Del pico montañoso al piélago proceloso bajan la duda, la angustia y el dolor humanos. Del mar al monte suben la pregunta ansiosa, la búsqueda de la luz y el deseo de encontrar a Dios.
Envuelve la niebla los cabezos de la sierra y las cabezas de los hombres. Se ven borrosas las bíblicas escenas labradas en románicos capiteles y están confusas las mentes de las gentes. Llegan al mar los residuos del petróleo y los detritus urbanos, y lo convierten todo en basurero marítimo. No se ve el sol en el cielo y no se ven sus reflejos en la mar. No se ve luz en la vida de los hombres y no asoman las sonrisas a sus labios.

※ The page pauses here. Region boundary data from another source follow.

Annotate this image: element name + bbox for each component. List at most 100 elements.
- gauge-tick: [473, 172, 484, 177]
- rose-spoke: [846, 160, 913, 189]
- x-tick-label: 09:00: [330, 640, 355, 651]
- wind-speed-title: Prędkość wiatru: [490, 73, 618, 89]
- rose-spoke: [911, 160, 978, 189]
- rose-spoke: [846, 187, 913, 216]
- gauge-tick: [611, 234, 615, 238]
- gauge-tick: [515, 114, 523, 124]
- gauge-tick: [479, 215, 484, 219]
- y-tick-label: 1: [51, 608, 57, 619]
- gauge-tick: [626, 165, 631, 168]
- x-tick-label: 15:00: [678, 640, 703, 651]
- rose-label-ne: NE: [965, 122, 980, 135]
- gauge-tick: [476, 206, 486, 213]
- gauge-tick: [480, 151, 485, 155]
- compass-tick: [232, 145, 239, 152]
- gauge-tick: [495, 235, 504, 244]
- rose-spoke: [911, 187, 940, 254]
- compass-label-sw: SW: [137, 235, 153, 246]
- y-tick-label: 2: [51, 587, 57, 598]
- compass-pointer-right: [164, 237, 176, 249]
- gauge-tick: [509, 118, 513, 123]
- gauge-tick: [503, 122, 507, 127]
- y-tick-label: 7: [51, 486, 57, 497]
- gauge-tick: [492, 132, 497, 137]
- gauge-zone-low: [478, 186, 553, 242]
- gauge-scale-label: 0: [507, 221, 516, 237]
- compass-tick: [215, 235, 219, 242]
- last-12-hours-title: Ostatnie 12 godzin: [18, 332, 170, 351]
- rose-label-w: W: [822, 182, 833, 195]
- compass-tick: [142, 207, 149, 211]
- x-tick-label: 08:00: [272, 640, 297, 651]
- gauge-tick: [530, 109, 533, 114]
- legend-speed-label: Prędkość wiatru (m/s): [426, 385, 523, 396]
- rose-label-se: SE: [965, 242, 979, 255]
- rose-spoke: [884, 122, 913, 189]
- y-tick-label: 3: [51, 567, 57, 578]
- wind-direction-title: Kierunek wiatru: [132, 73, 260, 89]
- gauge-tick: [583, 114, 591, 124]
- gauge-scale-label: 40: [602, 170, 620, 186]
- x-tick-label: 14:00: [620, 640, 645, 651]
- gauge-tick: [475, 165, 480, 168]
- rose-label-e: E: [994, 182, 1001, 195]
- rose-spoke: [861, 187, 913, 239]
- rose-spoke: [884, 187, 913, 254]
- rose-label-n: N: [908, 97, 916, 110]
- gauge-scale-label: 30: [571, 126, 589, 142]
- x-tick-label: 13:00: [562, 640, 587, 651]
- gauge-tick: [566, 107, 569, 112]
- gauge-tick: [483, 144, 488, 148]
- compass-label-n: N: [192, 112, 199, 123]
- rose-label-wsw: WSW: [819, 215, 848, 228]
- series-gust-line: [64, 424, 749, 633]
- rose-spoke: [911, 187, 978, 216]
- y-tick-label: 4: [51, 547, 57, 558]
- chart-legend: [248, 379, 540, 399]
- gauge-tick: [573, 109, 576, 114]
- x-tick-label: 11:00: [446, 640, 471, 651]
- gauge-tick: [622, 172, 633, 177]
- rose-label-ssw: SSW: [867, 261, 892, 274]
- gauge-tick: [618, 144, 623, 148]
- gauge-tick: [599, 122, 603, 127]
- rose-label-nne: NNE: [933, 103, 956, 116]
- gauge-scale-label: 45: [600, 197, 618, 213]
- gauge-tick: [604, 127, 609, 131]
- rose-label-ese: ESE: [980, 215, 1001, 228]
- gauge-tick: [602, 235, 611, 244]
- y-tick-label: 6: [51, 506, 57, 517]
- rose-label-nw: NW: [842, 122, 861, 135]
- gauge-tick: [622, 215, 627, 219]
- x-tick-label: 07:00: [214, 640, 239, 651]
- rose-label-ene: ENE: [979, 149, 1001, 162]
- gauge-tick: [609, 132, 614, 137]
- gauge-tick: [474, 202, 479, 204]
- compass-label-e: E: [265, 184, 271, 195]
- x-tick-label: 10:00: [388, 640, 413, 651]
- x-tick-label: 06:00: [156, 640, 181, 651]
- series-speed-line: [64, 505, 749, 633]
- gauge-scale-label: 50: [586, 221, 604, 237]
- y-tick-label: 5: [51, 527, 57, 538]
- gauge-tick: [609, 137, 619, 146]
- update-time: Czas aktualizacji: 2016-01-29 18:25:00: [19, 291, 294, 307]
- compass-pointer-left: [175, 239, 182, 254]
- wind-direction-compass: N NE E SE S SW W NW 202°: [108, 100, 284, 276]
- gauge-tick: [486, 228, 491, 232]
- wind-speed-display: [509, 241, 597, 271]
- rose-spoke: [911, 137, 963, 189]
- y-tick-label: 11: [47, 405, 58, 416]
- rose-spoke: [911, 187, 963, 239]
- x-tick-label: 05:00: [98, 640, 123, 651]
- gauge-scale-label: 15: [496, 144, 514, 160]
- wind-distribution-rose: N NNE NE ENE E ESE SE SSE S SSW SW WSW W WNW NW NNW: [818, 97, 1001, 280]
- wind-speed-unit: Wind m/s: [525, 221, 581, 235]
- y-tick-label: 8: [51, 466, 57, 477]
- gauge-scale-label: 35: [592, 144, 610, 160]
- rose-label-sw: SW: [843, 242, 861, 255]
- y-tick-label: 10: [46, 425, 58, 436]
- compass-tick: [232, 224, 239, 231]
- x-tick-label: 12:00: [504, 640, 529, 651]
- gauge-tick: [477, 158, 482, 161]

De los pinos del monte salen los papeles, que debían transmitir las noticias cordiales a los nautas y a los que todavía pisan tierra firme. Pero el papel nos agobia y nos oprime, en cárcel celulósica nos sume, con sus mandatos, lo que hemos de hacer define y poco a poco nos consume. Los papeles llegan al mar y se convierten en papel mojado. Se evaporan las aguas y se tornan nubes que derraman su lluvia por las cordilleras. Y el hombre se olvida de las aguas marinas y de nieves serranas y se va a la ciudad. Y la ciudad tiene sus plazas circulares, sentidos de giro obligatorios y circunvalaciones. Ir y venir, girar y regirar, revoltijo de gentes y confusión mental.
A mí me gustan las ideas y recuerdos que van del monte al mar y de este al monte. Monte y mar. Mar y monte.